Stadın içersinde bulunduğu arazinin tamamının çevresi üzeri tel örgülü 4-5 mt yüksekliğinde taş duvar ile çevriliydi. Duvarla çevrili arazinin içersindeki stada, Recep Peker Caddesi tarafındaki şimdiki numaralı tribün girişinin olduğu yerde bulunan kapıdan girilmekte idi. Bu kapıda bulunan gişelerden bilet alınarak önce araziye girilir, daha sonra hangi tribünün bileti alınmışsa o tribüne bilet gösterilerek girilirdi. Sahadaki kalelerin biri Recep Peker Caddesinin bulunduğu deniz tarafında, diğeri ise Taşköprü Caddesinin bulunduğu demiryolu tarafında idi. Ahşap olan kapalı tribün Kurbağalıdere tarafında, büyük açık tribün kapalının karşısında okul tarafında,  küçük açık tribün demiryolu tarafındaki kalenin arkasında bulunurdu. Stada girilen taraftaki kale arkasında tribün bulunmaz oraya duhuliye denilirdi. Anlaşıldığı gibi statla araziyi çevreleyen duvar arasında boş alanlar bulunurdu. Açık tribünün okulla arasında kalan alan oldukça büyük olduğu için orada bizler mahalle maçları yapardık.

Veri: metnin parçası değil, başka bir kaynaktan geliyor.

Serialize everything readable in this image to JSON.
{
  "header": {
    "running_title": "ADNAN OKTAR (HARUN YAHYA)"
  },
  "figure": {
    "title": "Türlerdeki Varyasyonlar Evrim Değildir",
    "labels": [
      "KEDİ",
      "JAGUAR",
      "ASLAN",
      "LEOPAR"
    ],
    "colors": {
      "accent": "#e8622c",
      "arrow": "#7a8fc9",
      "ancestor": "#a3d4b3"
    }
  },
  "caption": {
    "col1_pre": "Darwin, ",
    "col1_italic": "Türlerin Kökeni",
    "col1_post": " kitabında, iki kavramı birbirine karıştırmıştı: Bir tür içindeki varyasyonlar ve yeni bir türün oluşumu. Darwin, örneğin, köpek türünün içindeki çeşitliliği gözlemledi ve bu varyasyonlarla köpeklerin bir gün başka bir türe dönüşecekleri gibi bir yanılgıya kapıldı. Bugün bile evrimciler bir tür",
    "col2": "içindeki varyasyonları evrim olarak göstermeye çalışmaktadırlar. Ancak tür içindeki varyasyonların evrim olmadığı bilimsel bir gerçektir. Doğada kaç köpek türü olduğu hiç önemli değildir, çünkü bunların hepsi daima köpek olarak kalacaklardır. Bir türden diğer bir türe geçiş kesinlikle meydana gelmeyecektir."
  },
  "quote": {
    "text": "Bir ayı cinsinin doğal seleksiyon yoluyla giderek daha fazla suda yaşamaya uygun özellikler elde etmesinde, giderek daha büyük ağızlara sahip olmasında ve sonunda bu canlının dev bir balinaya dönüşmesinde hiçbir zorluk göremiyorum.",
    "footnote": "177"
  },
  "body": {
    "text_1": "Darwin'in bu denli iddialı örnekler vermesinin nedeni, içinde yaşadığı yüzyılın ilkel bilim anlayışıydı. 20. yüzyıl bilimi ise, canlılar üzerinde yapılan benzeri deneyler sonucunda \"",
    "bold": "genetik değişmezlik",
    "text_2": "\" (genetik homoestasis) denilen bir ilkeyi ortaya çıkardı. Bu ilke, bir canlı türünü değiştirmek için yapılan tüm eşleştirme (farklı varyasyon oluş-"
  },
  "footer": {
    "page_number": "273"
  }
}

Statta, Fenerbahçe Salı ve Perşembe günleri antrenman yapardı. Burada resmi maç oynamaz, özel maçlarını, özellikle sezon öncesi hazırlık maçlarını oynardı. Fenerbahçe Stadında daha çok amatör küme, genç takım ve okul maçları oynanırdı. Bir de 23 Nisan, 19 Mayıs törenleri yapılırdı. Kapalı tribünün altında soyunma odaları, orta üst tarafında 1mt lik ahşap bir korkulukla ayrılmış şeref tribünü yer alırdı. Şeref tribününün üst bölümünde camekân arkasında tüm kupalar vs nin de sergilendiği kulüp mekânı bulunurdu. Gündüzleri stadın kapısı açık olduğundan herkes rahatlıkla içeri girebilirdi.

Stada arabalar ön kapıdan girerler ve kapalı tribünün civarında park ederlerdi. Futbolcuların hepsi arabalı değildi. Sadece Lefter Küçükandonyadis Büyük Adada yaşadığı için Kurbağalıdereye kadar teknesi ile gelir, teknesini Kurbağalıdere köprüsünün civarına bağlar ve oradan stada yürüyerek gelirdi. Saha çayırdı. Üzerinde oynadıkça daha çok oynanan orta kısımları kelleşir, kenarlar yine çayır olarak kalırdı. Bu arada, genellikle tırmandığımız dış duvarın üzerindeki tel örgülerin arasından geçip aşağıya atlayarak maçlara girdiğimizi itiraf etmek isterim.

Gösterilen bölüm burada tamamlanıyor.